Ogwu noted that parents were at fault in most rape cases, stating that those who committed rape were well-known to parents.
She said, “At times, parents are to blame for this act because some of them don’t have time for their children. I wouldn’t know why a parent, especially a mother, would leave their daughter alone and go out. In most cases, people who rape are close to the family–uncles, home tutors, drivers, gatemen, security men, neighbours, and so on.
“We are to take care of our children, and nobody can take care of them as we do; when we leave them alone, they become preys in the hands of rapists. Nowhere is safe now. Even the creches. We need to try as much as possible to watch over our young ones.’’

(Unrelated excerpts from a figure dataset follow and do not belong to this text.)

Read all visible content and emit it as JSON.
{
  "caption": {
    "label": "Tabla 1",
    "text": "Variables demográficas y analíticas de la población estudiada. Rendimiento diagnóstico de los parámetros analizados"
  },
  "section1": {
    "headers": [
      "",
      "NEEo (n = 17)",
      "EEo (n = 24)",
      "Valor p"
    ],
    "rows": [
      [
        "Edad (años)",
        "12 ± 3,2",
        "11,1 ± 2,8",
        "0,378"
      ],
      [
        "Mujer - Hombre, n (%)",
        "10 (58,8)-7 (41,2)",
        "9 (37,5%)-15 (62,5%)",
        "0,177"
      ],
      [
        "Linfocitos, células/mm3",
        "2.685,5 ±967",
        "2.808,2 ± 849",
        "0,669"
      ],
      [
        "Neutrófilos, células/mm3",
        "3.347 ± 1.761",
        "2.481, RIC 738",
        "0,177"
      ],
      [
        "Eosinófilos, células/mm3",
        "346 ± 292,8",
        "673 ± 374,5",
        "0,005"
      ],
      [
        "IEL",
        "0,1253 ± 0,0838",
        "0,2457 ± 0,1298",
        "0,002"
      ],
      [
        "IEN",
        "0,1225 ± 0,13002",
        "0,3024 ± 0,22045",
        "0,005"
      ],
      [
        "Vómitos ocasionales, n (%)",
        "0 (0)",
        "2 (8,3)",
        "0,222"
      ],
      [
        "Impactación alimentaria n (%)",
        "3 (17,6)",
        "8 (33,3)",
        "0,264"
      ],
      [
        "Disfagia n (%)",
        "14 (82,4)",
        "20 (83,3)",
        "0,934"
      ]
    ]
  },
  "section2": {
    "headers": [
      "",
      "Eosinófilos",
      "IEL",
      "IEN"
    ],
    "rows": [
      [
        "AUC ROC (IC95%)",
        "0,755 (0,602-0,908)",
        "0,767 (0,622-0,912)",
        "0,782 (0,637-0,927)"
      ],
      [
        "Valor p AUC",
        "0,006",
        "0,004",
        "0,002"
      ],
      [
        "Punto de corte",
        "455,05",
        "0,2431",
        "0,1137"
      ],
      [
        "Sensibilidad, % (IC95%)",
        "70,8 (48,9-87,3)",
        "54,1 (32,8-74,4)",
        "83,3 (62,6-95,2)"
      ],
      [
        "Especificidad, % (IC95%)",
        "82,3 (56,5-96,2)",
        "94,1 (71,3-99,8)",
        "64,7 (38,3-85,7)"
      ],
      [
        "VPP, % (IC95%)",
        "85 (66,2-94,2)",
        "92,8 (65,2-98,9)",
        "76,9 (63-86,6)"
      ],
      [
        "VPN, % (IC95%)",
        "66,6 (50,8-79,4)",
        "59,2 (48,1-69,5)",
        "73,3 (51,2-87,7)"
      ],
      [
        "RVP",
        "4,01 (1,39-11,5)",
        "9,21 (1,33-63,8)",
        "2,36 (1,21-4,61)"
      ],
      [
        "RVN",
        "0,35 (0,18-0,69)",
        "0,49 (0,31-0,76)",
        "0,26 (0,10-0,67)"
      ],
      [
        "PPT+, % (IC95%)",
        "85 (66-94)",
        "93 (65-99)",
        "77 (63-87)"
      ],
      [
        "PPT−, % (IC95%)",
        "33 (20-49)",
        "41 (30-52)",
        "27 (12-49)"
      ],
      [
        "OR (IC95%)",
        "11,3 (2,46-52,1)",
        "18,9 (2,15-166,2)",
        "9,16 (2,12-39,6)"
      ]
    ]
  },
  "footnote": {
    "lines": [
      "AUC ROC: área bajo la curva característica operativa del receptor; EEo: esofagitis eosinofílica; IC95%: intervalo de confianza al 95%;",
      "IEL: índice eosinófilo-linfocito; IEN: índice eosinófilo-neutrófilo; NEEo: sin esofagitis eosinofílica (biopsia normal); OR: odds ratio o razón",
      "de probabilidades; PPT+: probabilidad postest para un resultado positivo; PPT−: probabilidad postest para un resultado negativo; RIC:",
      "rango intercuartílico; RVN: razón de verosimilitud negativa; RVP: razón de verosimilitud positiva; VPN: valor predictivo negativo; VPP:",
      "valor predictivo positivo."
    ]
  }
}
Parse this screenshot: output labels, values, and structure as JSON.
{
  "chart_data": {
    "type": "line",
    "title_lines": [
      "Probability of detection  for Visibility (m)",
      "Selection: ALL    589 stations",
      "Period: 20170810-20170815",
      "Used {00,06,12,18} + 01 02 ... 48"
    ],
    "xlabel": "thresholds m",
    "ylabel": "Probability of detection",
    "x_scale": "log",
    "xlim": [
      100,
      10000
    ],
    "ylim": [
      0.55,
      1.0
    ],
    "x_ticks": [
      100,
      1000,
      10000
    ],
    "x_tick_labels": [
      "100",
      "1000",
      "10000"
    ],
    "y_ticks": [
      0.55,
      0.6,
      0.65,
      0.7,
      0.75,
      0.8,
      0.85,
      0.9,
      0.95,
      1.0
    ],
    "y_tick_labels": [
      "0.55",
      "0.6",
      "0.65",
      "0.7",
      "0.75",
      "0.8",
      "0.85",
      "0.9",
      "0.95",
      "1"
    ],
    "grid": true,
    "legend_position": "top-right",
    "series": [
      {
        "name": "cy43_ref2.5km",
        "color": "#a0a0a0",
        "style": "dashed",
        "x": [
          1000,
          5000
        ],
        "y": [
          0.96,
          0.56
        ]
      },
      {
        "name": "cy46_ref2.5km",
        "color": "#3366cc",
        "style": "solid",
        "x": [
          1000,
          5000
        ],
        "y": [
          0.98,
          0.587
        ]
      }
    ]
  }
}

Ogwu also said more awareness should be created on protecting children at schools and other places.
“We also have some elderly females who abuse young boys. The authorities in schools, churches, mosques, etc must take more steps to protect our children,” she said.
She further opined that the law was not strict enough to deter rapists.
She said, “We need stricter laws on rape. Our laws have not been strong enough and that is why rapists think they can commit such acts and still walk freely on the streets. When a scapegoat is made of one of them, the rest will not do it again. If I were to make a law for rapists, I would say their manhood should be cut off. Rapists sometimes make the excuse that it is because of the way a lady dresses. What about babies being raped? Our laws should be reviewed concerning sexual assault in Nigeria.”